I don't know how well LTSpice handles this sort of thing. I have to say that I generally *avoid* doing simulations for things where I know I'm pushing typically linear components into a non-linear region or just going outside the usual specification. It might be that the LTSpice component model is really good and models all that weird stuff, but more likely it doesn't. So I wouldn't expect to see op-amp latch-up or distortion characteristics in LTSpice, for example. And I wouldn't expect it to give me a particularly realistic result for diode clipping either, although it may do, I dunno.
However, even with that caveat in place, I do use it for this sort of thing. Instead of modelling the circuit with the diodes in and expecting the model to behave right, I'd just make an assumption about diodes: They're either "on" and conducting, or they're "off" and they're not conducting. So you can model the circuit without the diodes and any parts that would be out of circuit if they were "off", and then you can model it with the parts in place as if the diodes were "on" and see what the differences are and assume that the response of the circuit goes roughly from one to the other. Essentially, I'm just treating the diodes as "ideal" diodes - a switch with infinite resistance when off and zero resistance when on.
This is a simplification, clearly, but this is a distortion pedal we're talking about, not a space shuttle, so I don't care too much. If it gets us close enough, that's fine for me.
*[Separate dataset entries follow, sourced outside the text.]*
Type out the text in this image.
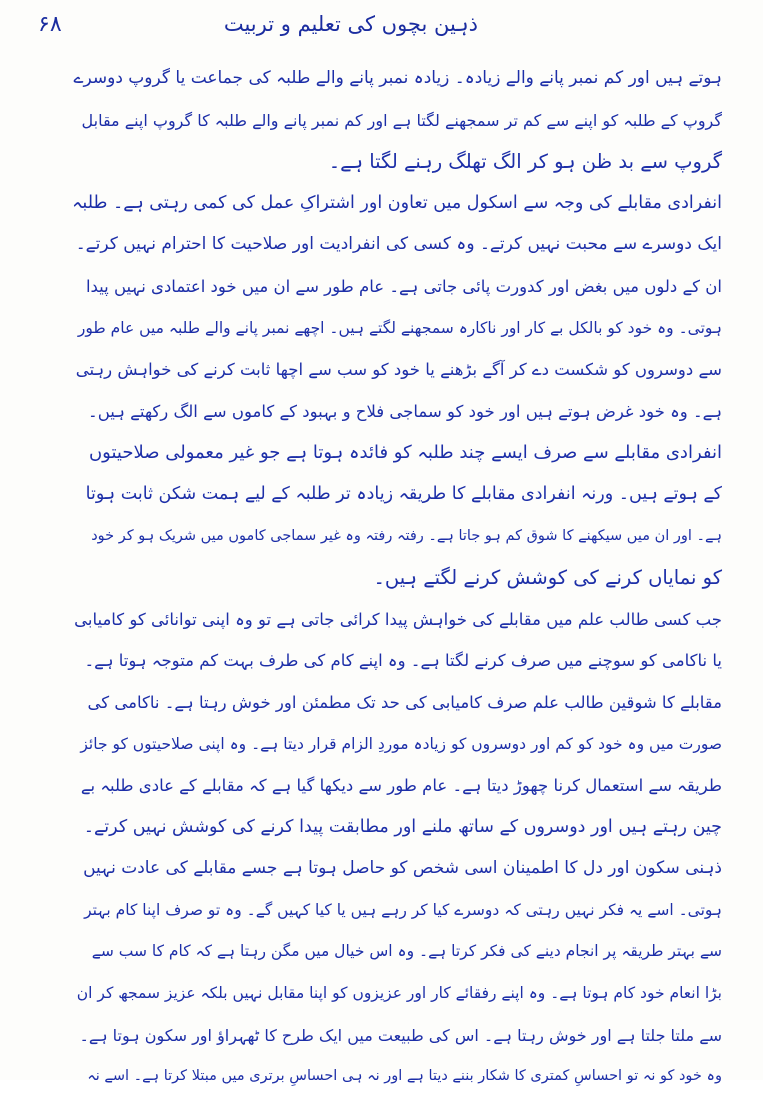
ذہین بچوں کی تعلیم و تربیت
۶۸

ہوتے ہیں اور کم نمبر پانے والے زیادہ۔ زیادہ نمبر پانے والے طلبہ کی جماعت یا گروپ دوسرے
گروپ کے طلبہ کو اپنے سے کم تر سمجھنے لگتا ہے اور کم نمبر پانے والے طلبہ کا گروپ اپنے مقابل
گروپ سے بد ظن ہو کر الگ تھلگ رہنے لگتا ہے۔

انفرادی مقابلے کی وجہ سے اسکول میں تعاون اور اشتراکِ عمل کی کمی رہتی ہے۔ طلبہ
ایک دوسرے سے محبت نہیں کرتے۔ وہ کسی کی انفرادیت اور صلاحیت کا احترام نہیں کرتے۔
ان کے دلوں میں بغض اور کدورت پائی جاتی ہے۔ عام طور سے ان میں خود اعتمادی نہیں پیدا
ہوتی۔ وہ خود کو بالکل بے کار اور ناکارہ سمجھنے لگتے ہیں۔ اچھے نمبر پانے والے طلبہ میں عام طور
سے دوسروں کو شکست دے کر آگے بڑھنے یا خود کو سب سے اچھا ثابت کرنے کی خواہش رہتی
ہے۔ وہ خود غرض ہوتے ہیں اور خود کو سماجی فلاح و بہبود کے کاموں سے الگ رکھتے ہیں۔

انفرادی مقابلے سے صرف ایسے چند طلبہ کو فائدہ ہوتا ہے جو غیر معمولی صلاحیتوں
کے ہوتے ہیں۔ ورنہ انفرادی مقابلے کا طریقہ زیادہ تر طلبہ کے لیے ہمت شکن ثابت ہوتا
ہے۔ اور ان میں سیکھنے کا شوق کم ہو جاتا ہے۔ رفتہ رفتہ وہ غیر سماجی کاموں میں شریک ہو کر خود
کو نمایاں کرنے کی کوشش کرنے لگتے ہیں۔

جب کسی طالب علم میں مقابلے کی خواہش پیدا کرائی جاتی ہے تو وہ اپنی توانائی کو کامیابی
یا ناکامی کو سوچنے میں صرف کرنے لگتا ہے۔ وہ اپنے کام کی طرف بہت کم متوجہ ہوتا ہے۔
مقابلے کا شوقین طالب علم صرف کامیابی کی حد تک مطمئن اور خوش رہتا ہے۔ ناکامی کی
صورت میں وہ خود کو کم اور دوسروں کو زیادہ موردِ الزام قرار دیتا ہے۔ وہ اپنی صلاحیتوں کو جائز
طریقہ سے استعمال کرنا چھوڑ دیتا ہے۔ عام طور سے دیکھا گیا ہے کہ مقابلے کے عادی طلبہ بے
چین رہتے ہیں اور دوسروں کے ساتھ ملنے اور مطابقت پیدا کرنے کی کوشش نہیں کرتے۔

ذہنی سکون اور دل کا اطمینان اسی شخص کو حاصل ہوتا ہے جسے مقابلے کی عادت نہیں
ہوتی۔ اسے یہ فکر نہیں رہتی کہ دوسرے کیا کر رہے ہیں یا کیا کہیں گے۔ وہ تو صرف اپنا کام بہتر
سے بہتر طریقہ پر انجام دینے کی فکر کرتا ہے۔ وہ اس خیال میں مگن رہتا ہے کہ کام کا سب سے
بڑا انعام خود کام ہوتا ہے۔ وہ اپنے رفقائے کار اور عزیزوں کو اپنا مقابل نہیں بلکہ عزیز سمجھ کر ان
سے ملتا جلتا ہے اور خوش رہتا ہے۔ اس کی طبیعت میں ایک طرح کا ٹھہراؤ اور سکون ہوتا ہے۔
وہ خود کو نہ تو احساسِ کمتری کا شکار بننے دیتا ہے اور نہ ہی احساسِ برتری میں مبتلا کرتا ہے۔ اسے نہ
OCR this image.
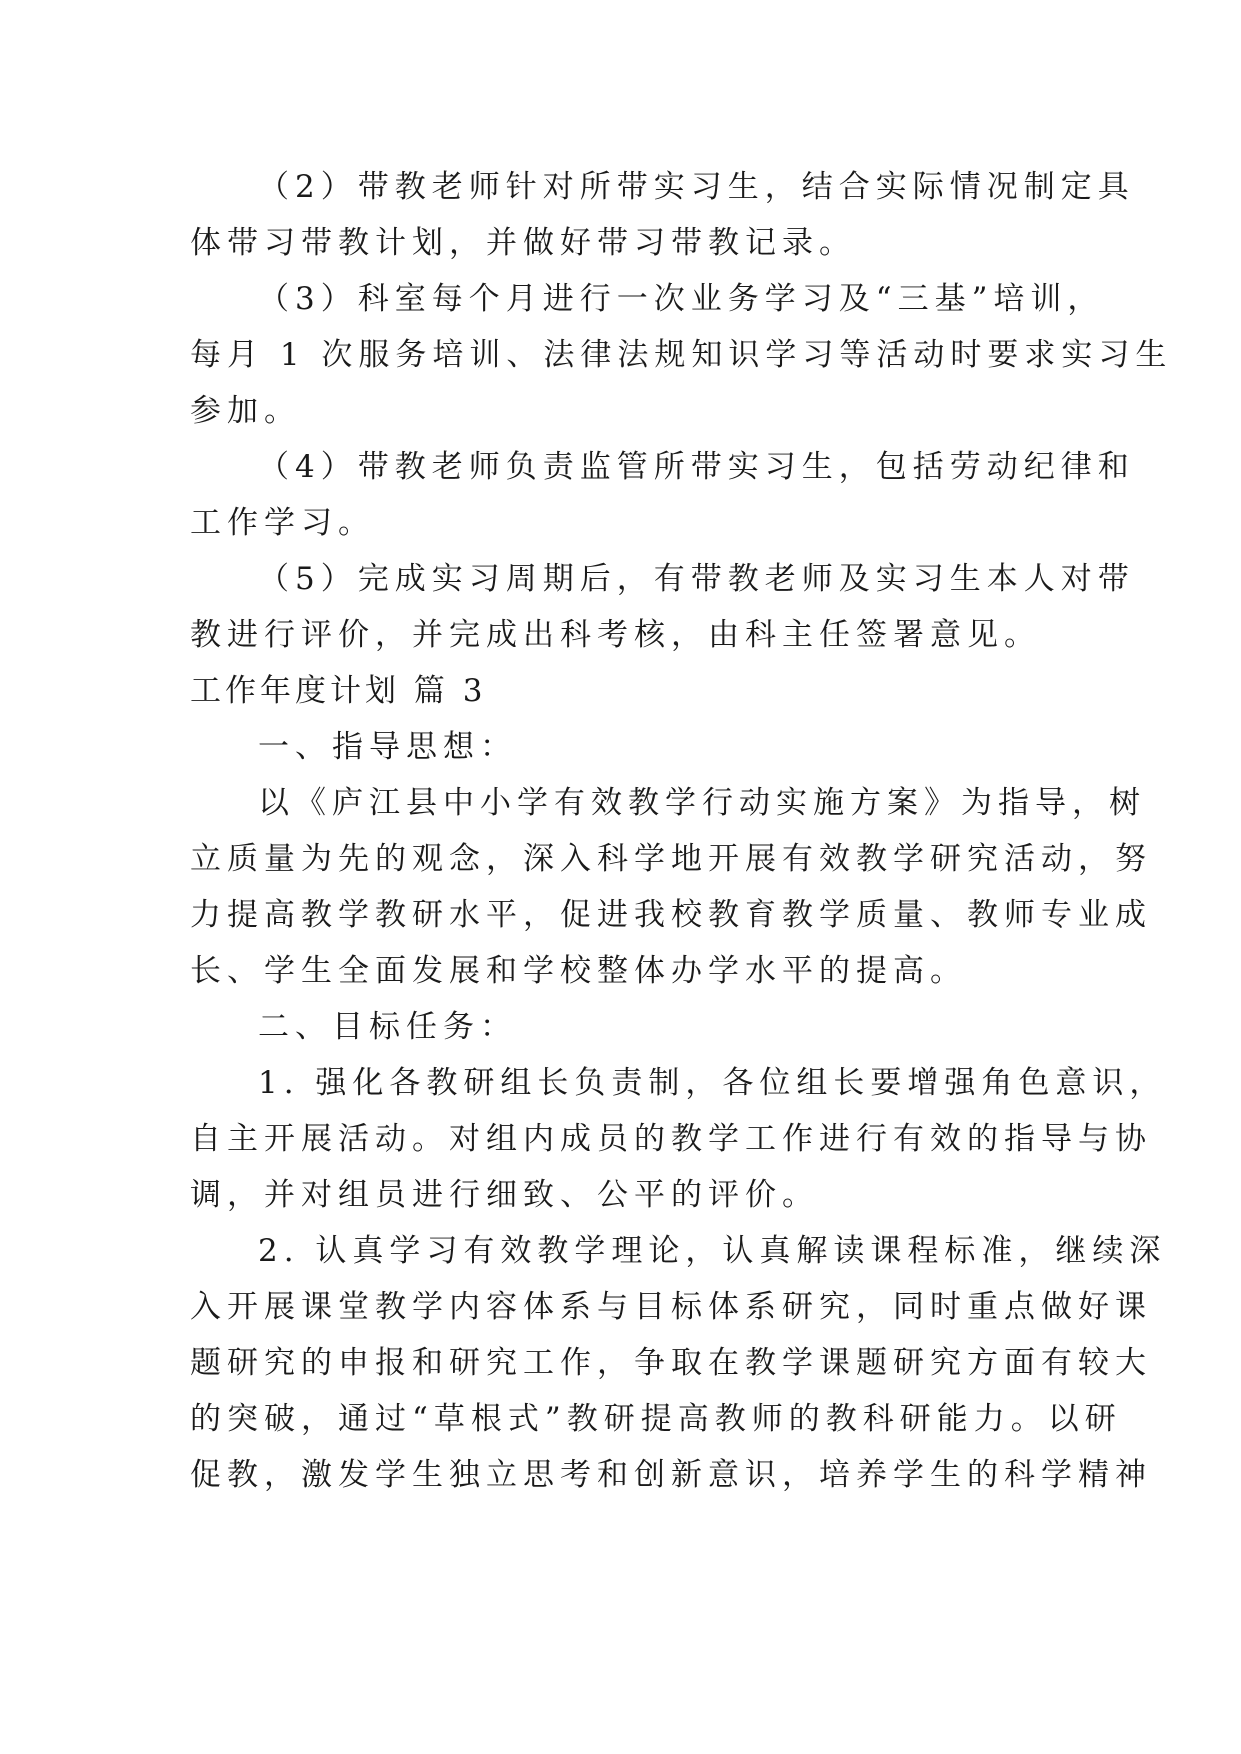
（2）带教老师针对所带实习生，结合实际情况制定具
体带习带教计划，并做好带习带教记录。
（3）科室每个月进行一次业务学习及“三基”培训，
每月 1 次服务培训、法律法规知识学习等活动时要求实习生
参加。
（4）带教老师负责监管所带实习生，包括劳动纪律和
工作学习。
（5）完成实习周期后，有带教老师及实习生本人对带
教进行评价，并完成出科考核，由科主任签署意见。
工作年度计划 篇 3
一、指导思想：
以《庐江县中小学有效教学行动实施方案》为指导，树
立质量为先的观念，深入科学地开展有效教学研究活动，努
力提高教学教研水平，促进我校教育教学质量、教师专业成
长、学生全面发展和学校整体办学水平的提高。
二、目标任务：
1. 强化各教研组长负责制，各位组长要增强角色意识，
自主开展活动。对组内成员的教学工作进行有效的指导与协
调，并对组员进行细致、公平的评价。
2. 认真学习有效教学理论，认真解读课程标准，继续深
入开展课堂教学内容体系与目标体系研究，同时重点做好课
题研究的申报和研究工作，争取在教学课题研究方面有较大
的突破，通过“草根式”教研提高教师的教科研能力。以研
促教，激发学生独立思考和创新意识，培养学生的科学精神
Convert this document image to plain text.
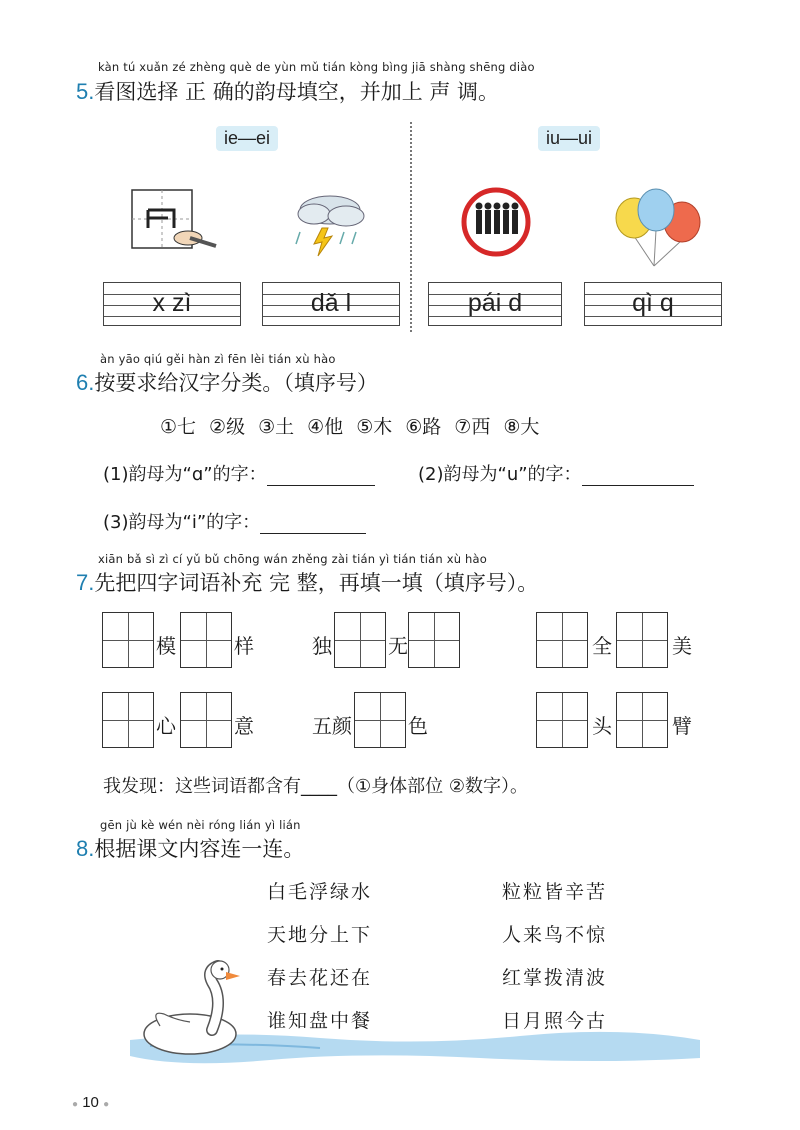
kàn tú xuǎn zé zhèng què de yùn mǔ tián kòng bìng jiā shàng shēng diào
5.看图选择 正 确的韵母填空，并加上 声 调。
ie—ei	iu—ui
x zì	dǎ l	pái d	qì q
àn yāo qiú gěi hàn zì fēn lèi tián xù hào
6.按要求给汉字分类。（填序号）
①七 ②级 ③土 ④他 ⑤木 ⑥路 ⑦西 ⑧大
(1)韵母为“ɑ”的字：	(2)韵母为“u”的字：
(3)韵母为“i”的字：
xiān bǎ sì zì cí yǔ bǔ chōng wán zhěng zài tián yì tián tián xù hào
7.先把四字词语补充 完 整，再填一填（填序号）。
模	样	独	无	全	美
心	意	五颜	色	头	臂
我发现：这些词语都含有____（①身体部位 ②数字）。
gēn jù kè wén nèi róng lián yì lián
8.根据课文内容连一连。
白毛浮绿水
天地分上下
春去花还在
谁知盘中餐
粒粒皆辛苦
人来鸟不惊
红掌拨清波
日月照今古
● 10 ●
It avoids brain damage, anyway! ;)

T.

PRR

#8
Oh, golly. It is NOT as messy as you want to make it.

Diodes in this music-driven plan are NOT "on/off". Not "linear". Nor is any Lambert-W(??) needed.

R ~~= 26r/I(mA)

Semiconductor diode is 26 Ohms at 1mA, and scales directly inversely (for our purposes) with current over many decades. (I like "30" as a better number for thumb-counts.)

100nA  - 300K
1uA  - 30K
10uA  - 3K
100uA - 300r
1mA   - 30r
10mA - 3r



  • SUPPORTER

reddesert

My two cents here are that:

- for AC/audio signals, it's useful to think in terms of impedance, and you can think of a capacitor's reactance, which is effectively a frequency-dependent resistance: reactance = 1/(2pi * f * C).

- the feedback cap and the cap + clipping diodes are in parallel with the feedback resistor, not forming a divider with it. Forming a divider is how a typical RC low or high pass filter works.

Here, you have in parallel in the feedback loop: a 470K resistor, an 0.47 nf cap, and a (47nf cap + diodes).  So we can use the reactance formula to calculate their impedances at a few representative frequencies (in ohms):

100 Hz:  470K, 3.4M, (34K + diodes)
1000 Hz: 470K, 340K, (3.4K + diodes)
10,000 Hz: 470K, 34K, (340 ohms + diodes)

This makes it clearer what the 0.47 nf feedback cap is doing. It reduces the impedance in the feedback loop at high frequencies, which reduces the gain at those frequencies.

The 47 nf cap in series with the diodes does something similar, at 100x lower frequencies, but it only affects signals that are large enough to get over the diodes' voltage drop.  Or you can think of PRR's more sophisticated way of considering this: the 47nf cap will let some AC current through depending on frequency, and then the diode equivalent resistance will help determine the gain at those frequencies.

ElectricDruid

That's a nice summary, Reddesert.

Scribe

Wow, thanks for all the diverse approaches to the situation! I'll definitely keep them in mind for the future  :)